あるとき、その方をお見舞いしたときのことです。その方は、こんなことを私に話してくれました。「私は、まだ、もっと生きたい。もっと生きていろんなことがしたい。でもそれは不可能なことは分かっているけれども、もっと生きたいのです。」その方の魂の叫びを聞いたような気がしました。そのあと、その方は、こんなこともお話くださいました。「信者の方がお見舞いに来てくださるのはうれしいのです。きついこともあるが、楽しくなることもあるのです。でも、いくら信者だからといっても、『○○さん、もうすぐ天国だからよかったじゃない、神様と会えるのだから』といわれると無性に腹が立つんですよ。そういってくる人もいるんです。確かに頭ではそうだと分かるのだけれども、私はもっとこの地上で生きて生きたい。そんな信者は駄目なのだろうか・・・。」返す言葉がなかったです。ただ、その方のやせ細った手を握って、一緒に「もしできるのであれば、この苦しみを取り除いてください。あなたが○○さんと共にいてください。」としか祈れなかったです。
自分自身の「神の国と苦しみ」の理解を問い直されるような経験でした。自分たちが信じていることがおそらく聖書から言って間違いがないから、といって、それを他人に押し付けるようなことをして良いのだろうか。悲しんでいる人や苦しんでいる人に、天国にいけるんだから良いではないか、といいかねない自分の無責任さ、無慈悲さ、配慮のたらなさを突きつけられた言葉でした。
その後、義母をなくし、実父をなくし(両方ともクリスチャン)、その中で、悲しみや苦しみを思う中で、どう考えたらよいのかを模索してきました。
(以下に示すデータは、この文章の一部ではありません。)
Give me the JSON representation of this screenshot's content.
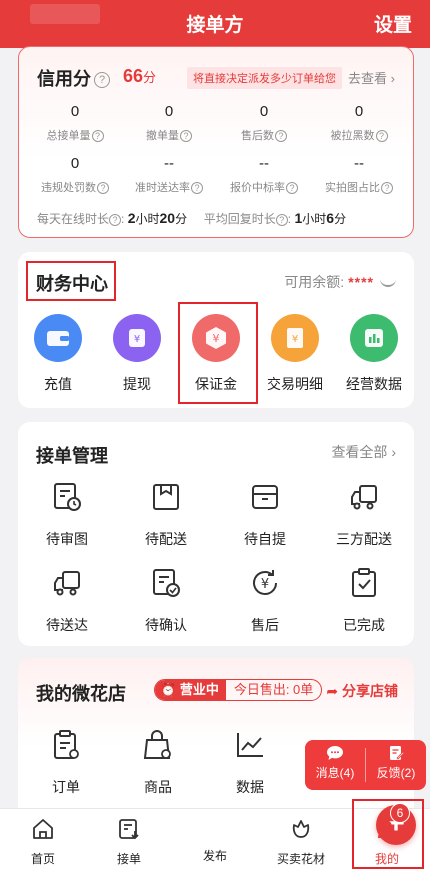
{
  "header": {
    "title": "接单方",
    "settings_label": "设置"
  },
  "credit": {
    "title": "信用分",
    "score_value": "66",
    "score_unit": "分",
    "hint": "将直接决定派发多少订单给您",
    "goto_label": "去查看",
    "stats_row1": [
      {
        "value": "0",
        "label": "总接单量"
      },
      {
        "value": "0",
        "label": "撤单量"
      },
      {
        "value": "0",
        "label": "售后数"
      },
      {
        "value": "0",
        "label": "被拉黑数"
      }
    ],
    "stats_row2": [
      {
        "value": "0",
        "label": "违规处罚数"
      },
      {
        "value": "--",
        "label": "准时送达率"
      },
      {
        "value": "--",
        "label": "报价中标率"
      },
      {
        "value": "--",
        "label": "实拍图占比"
      }
    ],
    "online_label": "每天在线时长",
    "online_hours": "2",
    "online_hours_unit": "小时",
    "online_minutes": "20",
    "online_minutes_unit": "分",
    "reply_label": "平均回复时长",
    "reply_hours": "1",
    "reply_hours_unit": "小时",
    "reply_minutes": "6",
    "reply_minutes_unit": "分"
  },
  "finance": {
    "title": "财务中心",
    "balance_label": "可用余额:",
    "balance_value": "****",
    "items": [
      {
        "label": "充值",
        "icon": "wallet-icon",
        "color": "#4a8af4"
      },
      {
        "label": "提现",
        "icon": "withdraw-icon",
        "color": "#8b63f0"
      },
      {
        "label": "保证金",
        "icon": "deposit-icon",
        "color": "#f06a6a"
      },
      {
        "label": "交易明细",
        "icon": "ledger-icon",
        "color": "#f6a33a"
      },
      {
        "label": "经营数据",
        "icon": "chart-icon",
        "color": "#3dbb6e"
      }
    ]
  },
  "orders": {
    "title": "接单管理",
    "view_all": "查看全部",
    "items": [
      {
        "label": "待审图"
      },
      {
        "label": "待配送"
      },
      {
        "label": "待自提"
      },
      {
        "label": "三方配送"
      },
      {
        "label": "待送达"
      },
      {
        "label": "待确认"
      },
      {
        "label": "售后"
      },
      {
        "label": "已完成"
      }
    ]
  },
  "shop": {
    "title": "我的微花店",
    "status_open": "营业中",
    "sold_today": "今日售出: 0单",
    "share_label": "分享店铺",
    "items": [
      {
        "label": "订单"
      },
      {
        "label": "商品"
      },
      {
        "label": "数据"
      }
    ]
  },
  "float_panel": {
    "messages_label": "消息(4)",
    "feedback_label": "反馈(2)"
  },
  "tabbar": {
    "items": [
      {
        "label": "首页"
      },
      {
        "label": "接单"
      },
      {
        "label": "发布"
      },
      {
        "label": "买卖花材"
      },
      {
        "label": "我的"
      }
    ],
    "mine_badge": "6"
  },
  "colors": {
    "brand_red": "#e63b3b",
    "highlight_red": "#e3262c"
  }
}
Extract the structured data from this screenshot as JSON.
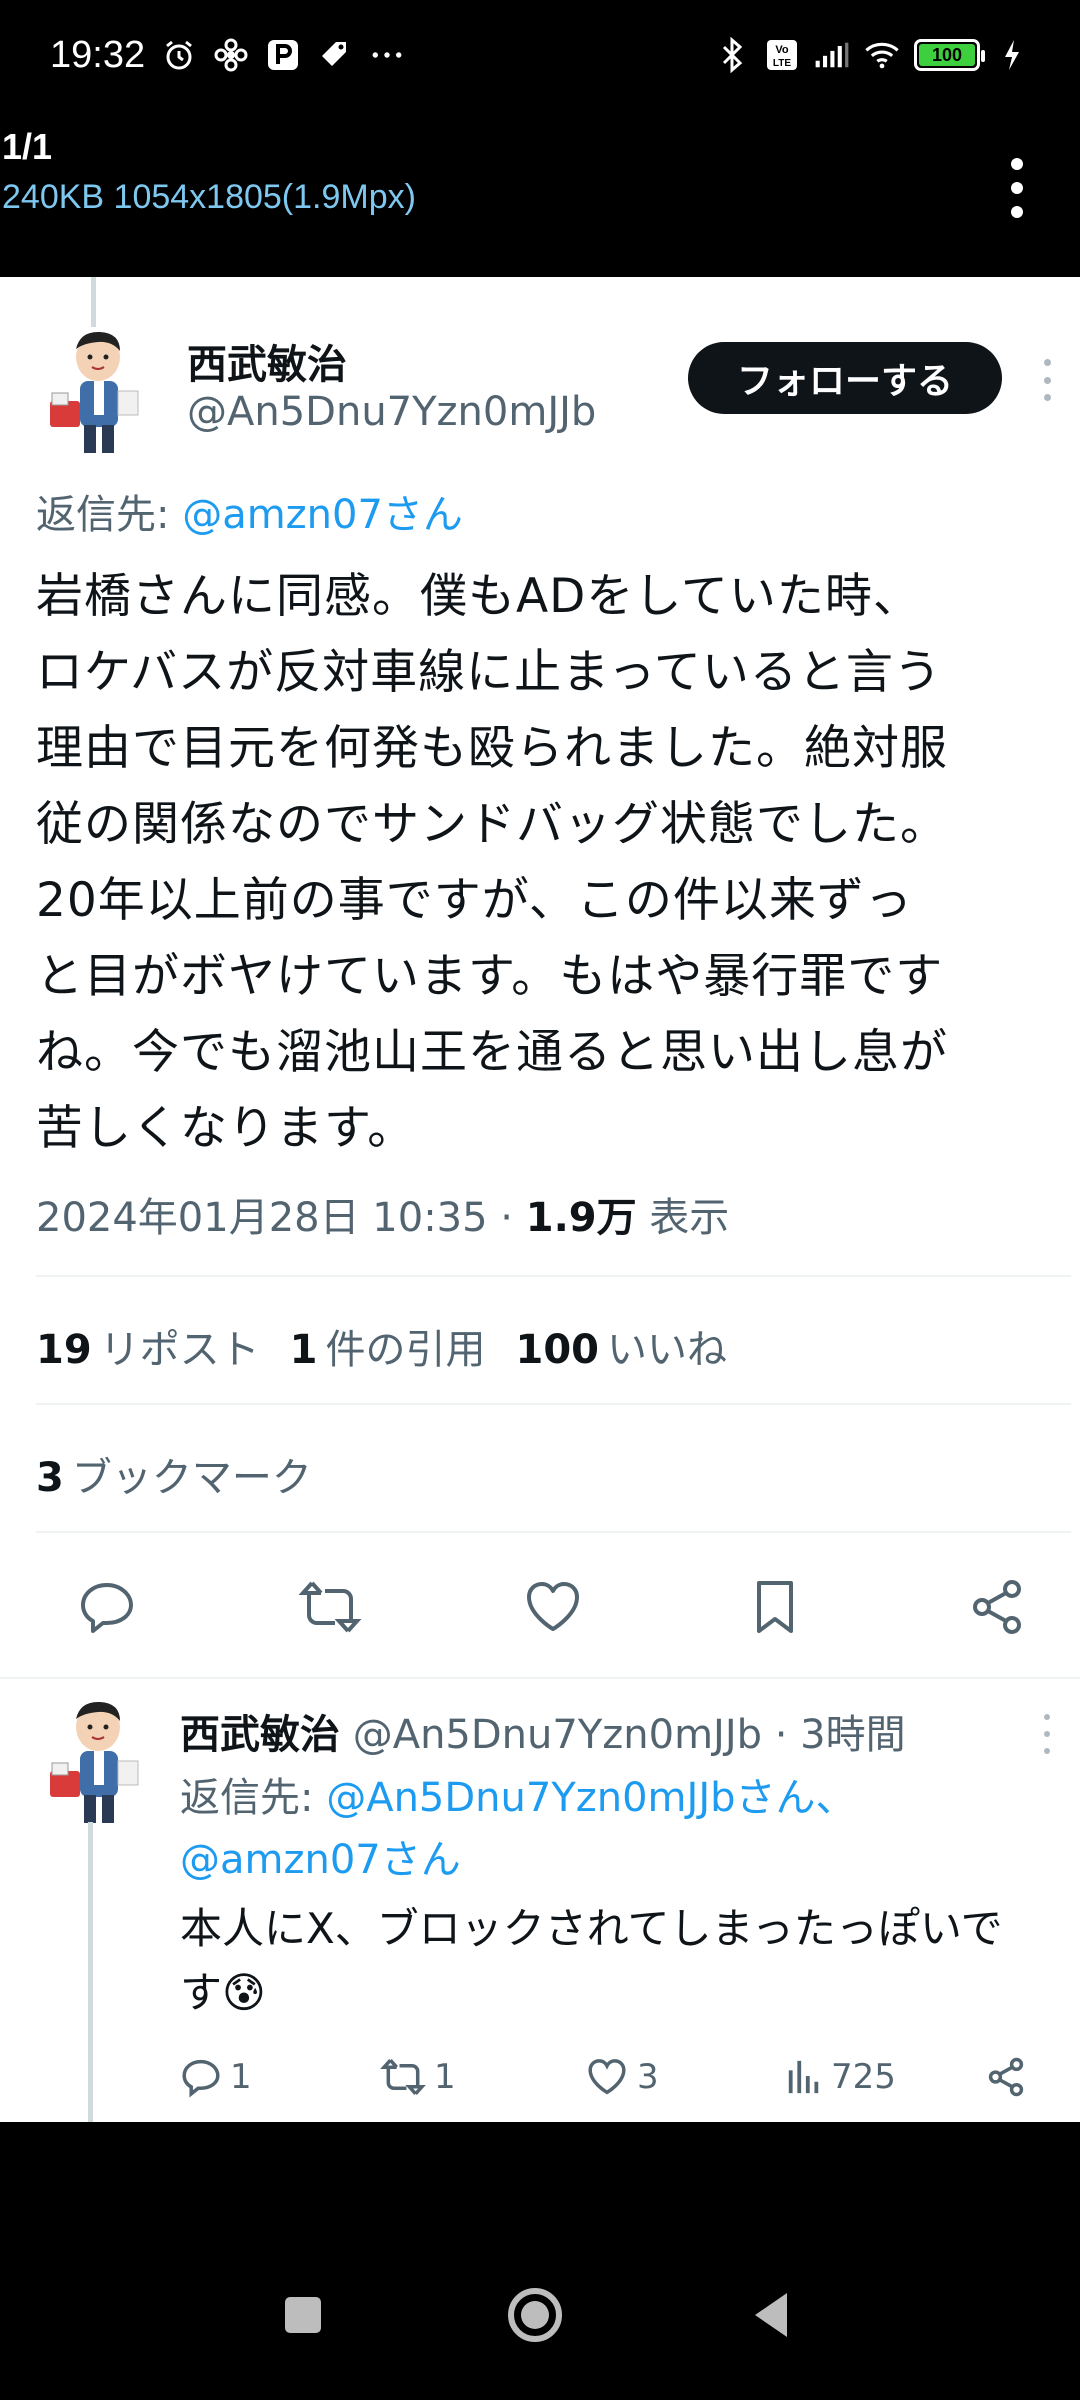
{
  "status_bar": {
    "time": "19:32",
    "battery": "100",
    "icons": [
      "alarm-icon",
      "pinwheel-icon",
      "parking-icon",
      "tag-icon",
      "more-dots-icon",
      "bluetooth-icon",
      "volte-icon",
      "signal-icon",
      "wifi-icon",
      "battery-icon",
      "charging-icon"
    ]
  },
  "viewer": {
    "count": "1/1",
    "meta": "240KB 1054x1805(1.9Mpx)"
  },
  "tweet": {
    "author_name": "西武敏治",
    "author_handle": "@An5Dnu7Yzn0mJJb",
    "follow_label": "フォローする",
    "reply_prefix": "返信先: ",
    "reply_mention": "@amzn07さん",
    "body_lines": [
      "岩橋さんに同感。僕もADをしていた時、",
      "ロケバスが反対車線に止まっていると言う",
      "理由で目元を何発も殴られました。絶対服",
      "従の関係なのでサンドバッグ状態でした。",
      "20年以上前の事ですが、この件以来ずっ",
      "と目がボヤけています。もはや暴行罪です",
      "ね。今でも溜池山王を通ると思い出し息が",
      "苦しくなります。"
    ],
    "timestamp": "2024年01月28日 10:35 · ",
    "views_count": "1.9万",
    "views_label": " 表示",
    "reposts_count": "19",
    "reposts_label": "リポスト",
    "quotes_count": "1",
    "quotes_label": "件の引用",
    "likes_count": "100",
    "likes_label": "いいね",
    "bookmarks_count": "3",
    "bookmarks_label": "ブックマーク"
  },
  "reply": {
    "author_name": "西武敏治",
    "author_handle": "@An5Dnu7Yzn0mJJb",
    "time_ago": " · 3時間",
    "reply_prefix": "返信先: ",
    "reply_mention_1": "@An5Dnu7Yzn0mJJbさん、",
    "reply_mention_2": "@amzn07さん",
    "body_line_1": "本人にX、ブロックされてしまったっぽいで",
    "body_line_2": "す",
    "emoji": "😰",
    "replies": "1",
    "reposts": "1",
    "likes": "3",
    "views": "725"
  },
  "colors": {
    "accent": "#1d9bf0",
    "text_primary": "#0f1419",
    "text_secondary": "#536471",
    "battery_green": "#3ecf3e",
    "viewer_meta": "#7ec8f0"
  }
}
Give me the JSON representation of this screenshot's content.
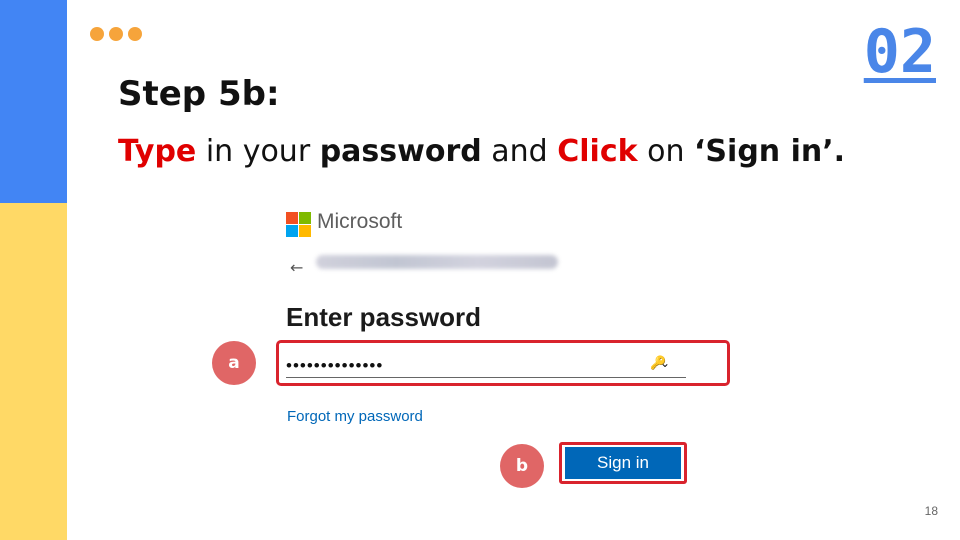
{
  "slide": {
    "step_number": "02",
    "step_title": "Step 5b:",
    "instruction": {
      "word_type": "Type",
      "text_1": " in your ",
      "word_password": "password",
      "text_2": " and ",
      "word_click": "Click",
      "text_3": " on ",
      "word_signin": "‘Sign in’."
    },
    "page_number": "18",
    "colors": {
      "side_blue": "#4285f4",
      "side_yellow": "#ffd966",
      "dots": "#f6a43b",
      "accent_red": "#e00000",
      "marker": "#e06666"
    }
  },
  "ms_signin": {
    "brand": "Microsoft",
    "back_icon": "←",
    "heading": "Enter password",
    "password_value": "••••••••••••••",
    "key_icon": "🔑",
    "chevron_icon": "⌄",
    "forgot_link": "Forgot my password",
    "signin_button": "Sign in",
    "colors": {
      "button_bg": "#0067b8",
      "highlight": "#d9232d",
      "logo_red": "#f25022",
      "logo_green": "#7fba00",
      "logo_blue": "#00a4ef",
      "logo_yellow": "#ffb900"
    }
  },
  "markers": {
    "a": "a",
    "b": "b"
  }
}
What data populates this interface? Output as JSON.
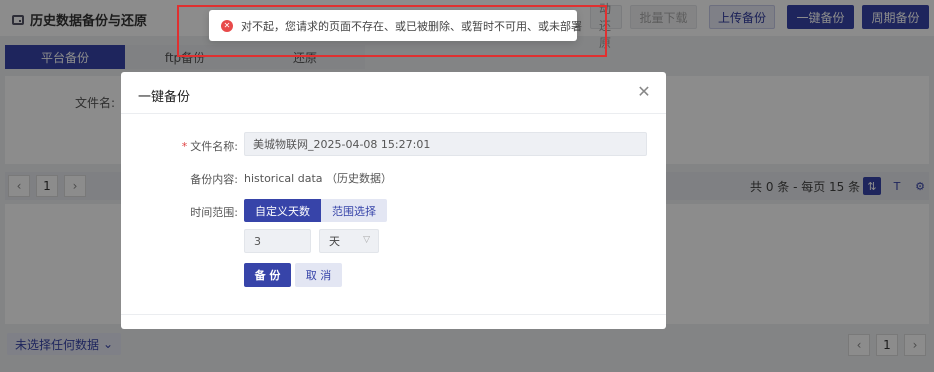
{
  "header": {
    "title": "历史数据备份与还原",
    "btn_auto": "自动还原",
    "btn_batch_download": "批量下载",
    "btn_upload": "上传备份",
    "btn_onekey": "一键备份",
    "btn_cycle": "周期备份"
  },
  "tabs": [
    {
      "label": "平台备份",
      "active": true
    },
    {
      "label": "ftp备份",
      "active": false
    },
    {
      "label": "还原",
      "active": false
    }
  ],
  "form": {
    "filename_label": "文件名:"
  },
  "pager": {
    "page": "1",
    "count": "共 0 条 - 每页 15 条"
  },
  "bottom": {
    "select_label": "未选择任何数据",
    "page": "1"
  },
  "modal": {
    "title": "一键备份",
    "filename_label": "文件名称:",
    "filename_value": "美城物联网_2025-04-08 15:27:01",
    "content_label": "备份内容:",
    "content_value": "historical data （历史数据）",
    "range_label": "时间范围:",
    "seg_custom": "自定义天数",
    "seg_range": "范围选择",
    "days_value": "3",
    "unit_value": "天",
    "btn_ok": "备 份",
    "btn_cancel": "取 消"
  },
  "toast": {
    "message": "对不起，您请求的页面不存在、或已被删除、或暂时不可用、或未部署"
  },
  "colors": {
    "primary": "#3744a9",
    "error": "#e84a4a"
  }
}
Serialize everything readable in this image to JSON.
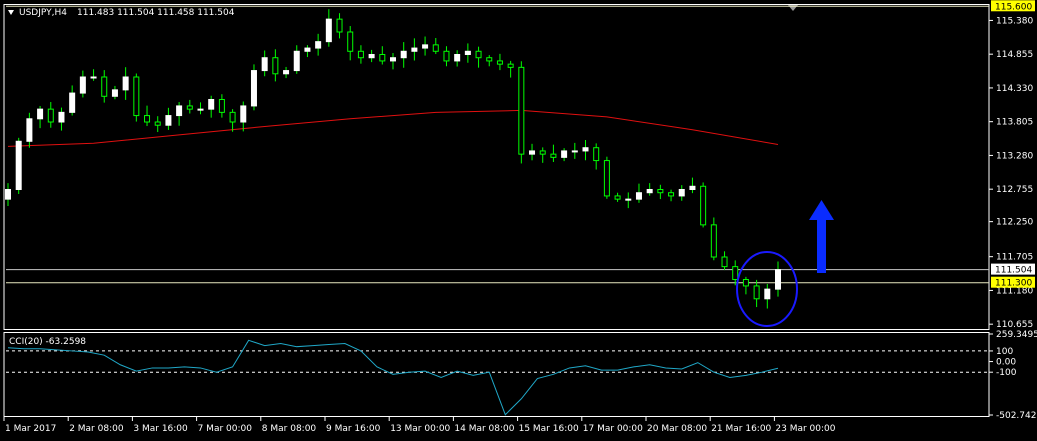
{
  "header": {
    "symbol": "USDJPY,H4",
    "ohlc": "111.483 111.504 111.458 111.504"
  },
  "indicator": {
    "label": "CCI(20) -63.2598"
  },
  "colors": {
    "bull": "#ffffff",
    "bear": "#00ff00",
    "ma": "#e01010",
    "cci": "#20a8c8",
    "circle": "#1a1aff",
    "arrow": "#0a2cff",
    "hline1": "#c8c8c8",
    "hline2": "#e8e8c0",
    "tag_bg": "#ffff00"
  },
  "chart_data": [
    {
      "type": "candlestick",
      "symbol": "USDJPY",
      "timeframe": "H4",
      "ylim": [
        110.58,
        115.62
      ],
      "y_ticks": [
        "115.380",
        "114.855",
        "114.330",
        "113.805",
        "113.280",
        "112.755",
        "112.250",
        "111.705",
        "111.180",
        "110.655"
      ],
      "price_tags": [
        "115.600",
        "111.504",
        "111.300"
      ],
      "x_ticks": [
        "1 Mar 2017",
        "2 Mar 08:00",
        "3 Mar 16:00",
        "7 Mar 00:00",
        "8 Mar 08:00",
        "9 Mar 16:00",
        "13 Mar 00:00",
        "14 Mar 08:00",
        "15 Mar 16:00",
        "17 Mar 00:00",
        "20 Mar 08:00",
        "21 Mar 16:00",
        "23 Mar 00:00"
      ],
      "hlines": [
        115.6,
        111.504,
        111.3
      ],
      "ma_approx": [
        [
          0,
          113.42
        ],
        [
          20,
          113.47
        ],
        [
          40,
          113.6
        ],
        [
          60,
          113.73
        ],
        [
          80,
          113.85
        ],
        [
          100,
          113.95
        ],
        [
          120,
          113.98
        ],
        [
          140,
          113.88
        ],
        [
          160,
          113.68
        ],
        [
          180,
          113.45
        ]
      ],
      "closes_approx": [
        112.75,
        113.5,
        113.85,
        114.0,
        113.8,
        113.95,
        114.25,
        114.5,
        114.5,
        114.2,
        114.3,
        114.5,
        113.9,
        113.8,
        113.75,
        113.9,
        114.05,
        114.0,
        114.0,
        114.15,
        113.95,
        113.8,
        114.05,
        114.6,
        114.8,
        114.55,
        114.6,
        114.9,
        114.95,
        115.05,
        115.4,
        115.2,
        114.9,
        114.8,
        114.85,
        114.75,
        114.8,
        114.9,
        114.95,
        115.0,
        114.9,
        114.75,
        114.85,
        114.9,
        114.8,
        114.75,
        114.7,
        114.65,
        113.3,
        113.35,
        113.3,
        113.25,
        113.35,
        113.35,
        113.4,
        113.2,
        112.65,
        112.6,
        112.6,
        112.7,
        112.75,
        112.7,
        112.65,
        112.75,
        112.8,
        112.2,
        111.7,
        111.55,
        111.35,
        111.25,
        111.05,
        111.2,
        111.504
      ]
    },
    {
      "type": "line",
      "name": "CCI(20)",
      "value": -63.2598,
      "ylim": [
        -502.7421,
        259.3495
      ],
      "y_ticks": [
        "259.3495",
        "100",
        "0.00",
        "-100",
        "-502.7421"
      ],
      "levels": [
        100,
        -100
      ],
      "values_approx": [
        130,
        120,
        120,
        110,
        100,
        90,
        60,
        -30,
        -90,
        -60,
        -60,
        -50,
        -60,
        -100,
        -50,
        200,
        150,
        170,
        140,
        150,
        160,
        170,
        100,
        -50,
        -120,
        -100,
        -90,
        -150,
        -90,
        -130,
        -100,
        -500,
        -350,
        -160,
        -120,
        -60,
        -40,
        -80,
        -80,
        -50,
        -30,
        -60,
        -70,
        -10,
        -100,
        -150,
        -130,
        -100,
        -63.26
      ]
    }
  ]
}
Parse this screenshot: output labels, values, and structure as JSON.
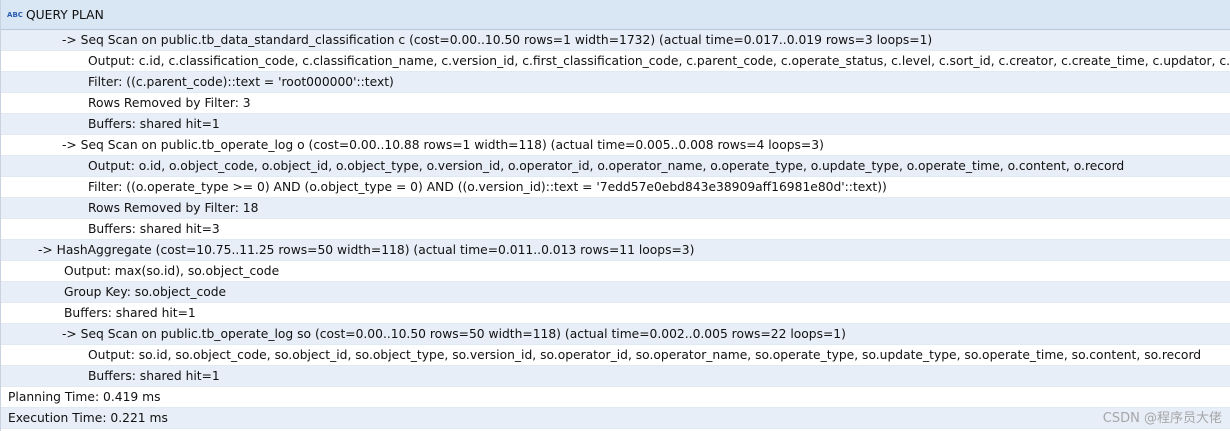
{
  "header": {
    "icon": "abc-text-icon",
    "icon_text": "ABC",
    "title": "QUERY PLAN"
  },
  "rows": [
    "->  Seq Scan on public.tb_data_standard_classification c  (cost=0.00..10.50 rows=1 width=1732) (actual time=0.017..0.019 rows=3 loops=1)",
    "Output: c.id, c.classification_code, c.classification_name, c.version_id, c.first_classification_code, c.parent_code, c.operate_status, c.level, c.sort_id, c.creator, c.create_time, c.updator, c.update_time, c.up",
    "Filter: ((c.parent_code)::text = 'root000000'::text)",
    "Rows Removed by Filter: 3",
    "Buffers: shared hit=1",
    "->  Seq Scan on public.tb_operate_log o  (cost=0.00..10.88 rows=1 width=118) (actual time=0.005..0.008 rows=4 loops=3)",
    "Output: o.id, o.object_code, o.object_id, o.object_type, o.version_id, o.operator_id, o.operator_name, o.operate_type, o.update_type, o.operate_time, o.content, o.record",
    "Filter: ((o.operate_type >= 0) AND (o.object_type = 0) AND ((o.version_id)::text = '7edd57e0ebd843e38909aff16981e80d'::text))",
    "Rows Removed by Filter: 18",
    "Buffers: shared hit=3",
    "->  HashAggregate  (cost=10.75..11.25 rows=50 width=118) (actual time=0.011..0.013 rows=11 loops=3)",
    "Output: max(so.id), so.object_code",
    "Group Key: so.object_code",
    "Buffers: shared hit=1",
    "->  Seq Scan on public.tb_operate_log so  (cost=0.00..10.50 rows=50 width=118) (actual time=0.002..0.005 rows=22 loops=1)",
    "Output: so.id, so.object_code, so.object_id, so.object_type, so.version_id, so.operator_id, so.operator_name, so.operate_type, so.update_type, so.operate_time, so.content, so.record",
    "Buffers: shared hit=1",
    "Planning Time: 0.419 ms",
    "Execution Time: 0.221 ms"
  ],
  "watermark": "CSDN @程序员大佬",
  "colors": {
    "header_bg": "#d9e6f4",
    "row_alt_bg": "#e8eef7",
    "icon": "#2a5db0"
  }
}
いまもなお、模索していますが、ヘンリ・ナウエン(ブラザレンにとっては間違っている対象であるとされているカトリック教会の方なのですが)という人の著作を読んでから、少しづつ、その辺の整理がついてきました。悲しみと共にあるイエス、勝利主義だけでは語れないイエスの理解に達することの重要性を少しだけ学んだ気がします(ブラザレンチックではないですが)。